Figure 3.

Transcriptional activity, stability, and sensitivity to oxygen of the BjNifA derivatives. (A) Growth curves of strains carrying the wild type or the directly evolved BjNifA derivatives, as indicated. Cells were grown on NFDM medium with Cm (40 μg/ml) under aerobic conditions. The level of expression of the cat gene in pVB007, under the S. meliloti nifH promoter (deleted of the enhancer), and, therefore, the resistance to Cm is dependent on the activity of each BjNifA derivative.
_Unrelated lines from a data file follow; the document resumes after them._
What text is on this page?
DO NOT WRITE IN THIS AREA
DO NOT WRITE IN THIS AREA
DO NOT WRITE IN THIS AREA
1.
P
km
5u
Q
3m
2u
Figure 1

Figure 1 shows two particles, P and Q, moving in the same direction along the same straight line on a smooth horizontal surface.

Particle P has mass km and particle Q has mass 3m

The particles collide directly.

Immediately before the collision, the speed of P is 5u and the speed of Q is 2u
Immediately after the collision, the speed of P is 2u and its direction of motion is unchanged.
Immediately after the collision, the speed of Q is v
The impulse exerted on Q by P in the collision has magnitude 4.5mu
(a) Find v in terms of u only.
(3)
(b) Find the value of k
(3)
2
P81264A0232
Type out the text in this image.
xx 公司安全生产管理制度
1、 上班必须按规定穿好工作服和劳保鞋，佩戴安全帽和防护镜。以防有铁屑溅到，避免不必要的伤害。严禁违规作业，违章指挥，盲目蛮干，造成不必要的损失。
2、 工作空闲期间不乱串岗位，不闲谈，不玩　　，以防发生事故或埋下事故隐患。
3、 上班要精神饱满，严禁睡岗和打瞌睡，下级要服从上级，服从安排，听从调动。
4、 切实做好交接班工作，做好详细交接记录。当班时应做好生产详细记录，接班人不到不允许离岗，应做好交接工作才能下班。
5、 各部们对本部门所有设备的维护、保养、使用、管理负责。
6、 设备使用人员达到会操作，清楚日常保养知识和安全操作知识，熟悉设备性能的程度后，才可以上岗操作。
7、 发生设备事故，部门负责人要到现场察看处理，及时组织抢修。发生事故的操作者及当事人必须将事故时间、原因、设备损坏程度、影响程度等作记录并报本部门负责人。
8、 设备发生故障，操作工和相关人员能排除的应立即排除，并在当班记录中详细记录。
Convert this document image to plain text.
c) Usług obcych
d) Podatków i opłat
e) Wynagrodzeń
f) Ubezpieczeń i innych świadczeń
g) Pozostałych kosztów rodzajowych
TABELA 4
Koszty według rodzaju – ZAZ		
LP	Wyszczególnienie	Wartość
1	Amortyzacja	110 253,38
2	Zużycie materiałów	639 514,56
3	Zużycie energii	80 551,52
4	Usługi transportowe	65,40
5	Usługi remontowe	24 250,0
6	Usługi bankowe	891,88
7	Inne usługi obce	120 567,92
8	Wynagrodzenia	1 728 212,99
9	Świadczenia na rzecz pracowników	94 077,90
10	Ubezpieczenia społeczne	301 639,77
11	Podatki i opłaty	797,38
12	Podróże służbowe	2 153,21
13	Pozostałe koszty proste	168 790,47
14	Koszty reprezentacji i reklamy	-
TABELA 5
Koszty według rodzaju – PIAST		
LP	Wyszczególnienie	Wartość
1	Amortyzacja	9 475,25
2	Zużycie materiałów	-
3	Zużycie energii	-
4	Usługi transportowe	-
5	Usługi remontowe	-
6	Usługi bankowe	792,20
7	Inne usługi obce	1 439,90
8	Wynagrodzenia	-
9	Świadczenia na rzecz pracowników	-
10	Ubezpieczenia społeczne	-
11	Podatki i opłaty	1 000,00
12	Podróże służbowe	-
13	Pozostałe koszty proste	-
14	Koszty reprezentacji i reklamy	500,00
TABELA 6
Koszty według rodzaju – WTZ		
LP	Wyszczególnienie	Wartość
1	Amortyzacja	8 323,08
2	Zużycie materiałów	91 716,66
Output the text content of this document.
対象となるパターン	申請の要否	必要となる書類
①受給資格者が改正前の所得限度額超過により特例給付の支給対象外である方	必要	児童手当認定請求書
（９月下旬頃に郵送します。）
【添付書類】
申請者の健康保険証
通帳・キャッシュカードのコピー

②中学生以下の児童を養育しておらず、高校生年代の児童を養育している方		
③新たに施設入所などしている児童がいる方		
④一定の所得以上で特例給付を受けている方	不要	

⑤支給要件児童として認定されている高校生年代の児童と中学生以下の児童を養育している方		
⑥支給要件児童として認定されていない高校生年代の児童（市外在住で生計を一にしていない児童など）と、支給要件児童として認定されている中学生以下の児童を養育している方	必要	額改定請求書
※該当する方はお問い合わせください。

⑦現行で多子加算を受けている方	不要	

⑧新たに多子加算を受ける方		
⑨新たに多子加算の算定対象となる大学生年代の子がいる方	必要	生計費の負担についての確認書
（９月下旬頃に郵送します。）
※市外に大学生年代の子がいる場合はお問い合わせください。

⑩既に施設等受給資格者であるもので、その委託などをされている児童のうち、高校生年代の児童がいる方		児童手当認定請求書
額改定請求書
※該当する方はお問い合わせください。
Values represent the mean ± SD of three independent experiments. (B) Transcriptional activation of a nifH-lacZ fusion by the BjNifA mutant derivatives. (C) Stability and sensitivity of BjNifA mutant proteins to oxygen. To analyze whether the mutations affected the stability of the protein or any intrinsic function leading to a higher transcriptional activation, we grew strains carrying each of the mutant BjNifA proteins in microaerobic cultures, and the amount of the protein was detected after being shifted to heavily aerated flasks. Samples were taken at time 0 min, 20 min, and 40 min, and the BjNifA derivatives were immunodetected in soluble cell extracts with an antibody raised against a polypeptide comprising part of the central domain. All mutant proteins had similar stability and oxygen sensitivity because they decreased at the same rate as the wild type after being shifted to air.